Very generally speaking, I view gauge theory as asking what local symmetries leave our theory invariant and then seeing the consequences. Thus, taking a look at the Lagrangian for electromagnetism, we can act on each point by a $U(1)$ action, i.e. multiply by $e^{i\theta(x)}$, and this would not change the equations of motion. The generalizations of this idea to other symmetry groups and other field theories also make sense to me.
What is confusing me is reconciling this local symmetry idea with how gauge theory is presented in classical electromagnetism books. For example, in E&M you may modify a vector potential $A$ and scalar potential $V$ by the following gauge transformation: $$ A \rightarrow A + \nabla \lambda\\ V \rightarrow V - \frac{\partial \lambda}{\partial t} \tag{1}$$ where $\lambda$ is any scalar function and this has no effect on the physical theory. We can then use the above transformations to conveniently fix a gauge such as the Coulomb gauge or the Lorenz gauge.

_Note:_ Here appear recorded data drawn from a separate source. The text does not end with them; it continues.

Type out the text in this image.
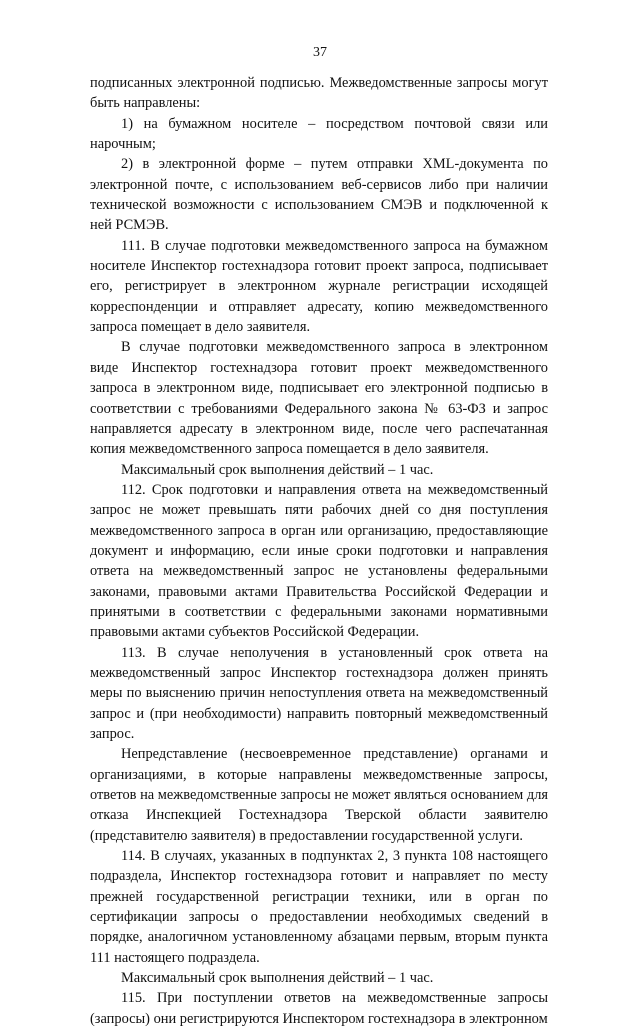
37

подписанных электронной подписью. Межведомственные запросы могут быть направлены:

1) на бумажном носителе – посредством почтовой связи или нарочным;

2) в электронной форме – путем отправки XML-документа по электронной почте, с использованием веб-сервисов либо при наличии технической возможности с использованием СМЭВ и подключенной к ней РСМЭВ.

111. В случае подготовки межведомственного запроса на бумажном носителе Инспектор гостехнадзора готовит проект запроса, подписывает его, регистрирует в электронном журнале регистрации исходящей корреспонденции и отправляет адресату, копию межведомственного запроса помещает в дело заявителя.

В случае подготовки межведомственного запроса в электронном виде Инспектор гостехнадзора готовит проект межведомственного запроса в электронном виде, подписывает его электронной подписью в соответствии с требованиями Федерального закона № 63-ФЗ и запрос направляется адресату в электронном виде, после чего распечатанная копия межведомственного запроса помещается в дело заявителя.

Максимальный срок выполнения действий – 1 час.

112. Срок подготовки и направления ответа на межведомственный запрос не может превышать пяти рабочих дней со дня поступления межведомственного запроса в орган или организацию, предоставляющие документ и информацию, если иные сроки подготовки и направления ответа на межведомственный запрос не установлены федеральными законами, правовыми актами Правительства Российской Федерации и принятыми в соответствии с федеральными законами нормативными правовыми актами субъектов Российской Федерации.

113. В случае неполучения в установленный срок ответа на межведомственный запрос Инспектор гостехнадзора должен принять меры по выяснению причин непоступления ответа на межведомственный запрос и (при необходимости) направить повторный межведомственный запрос.

Непредставление (несвоевременное представление) органами и организациями, в которые направлены межведомственные запросы, ответов на межведомственные запросы не может являться основанием для отказа Инспекцией Гостехнадзора Тверской области заявителю (представителю заявителя) в предоставлении государственной услуги.

114. В случаях, указанных в подпунктах 2, 3 пункта 108 настоящего подраздела, Инспектор гостехнадзора готовит и направляет по месту прежней государственной регистрации техники, или в орган по сертификации запросы о предоставлении необходимых сведений в порядке, аналогичном установленному абзацами первым, вторым пункта 111 настоящего подраздела.

Максимальный срок выполнения действий – 1 час.

115. При поступлении ответов на межведомственные запросы (запросы) они регистрируются Инспектором гостехнадзора в электронном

I am aware that this can be made rigorous by seeing how the local sections of a principal bundle over spacetime change when acted on by the transition functions of the bundle. But on a more intuitive or physical level, what is the relationship between the above gauge transformations and the idea of a symmetry at every point in space-time?
For example, I don't see what the $U(1)$ local symmetry of the Maxwell theory has anything to do with the gauge transformations (1) or specific gauges such as the Coulomb or Lorenz gauge (or more generally, what it has to do with gauge fixing at all). What does the function $\lambda$ have to do with the value we choose for $\theta(x)$ in the $U(1)$ action?
The two seem like different ideas that I'm sure are related but I cannot see the connection. How can one tie these ideas together?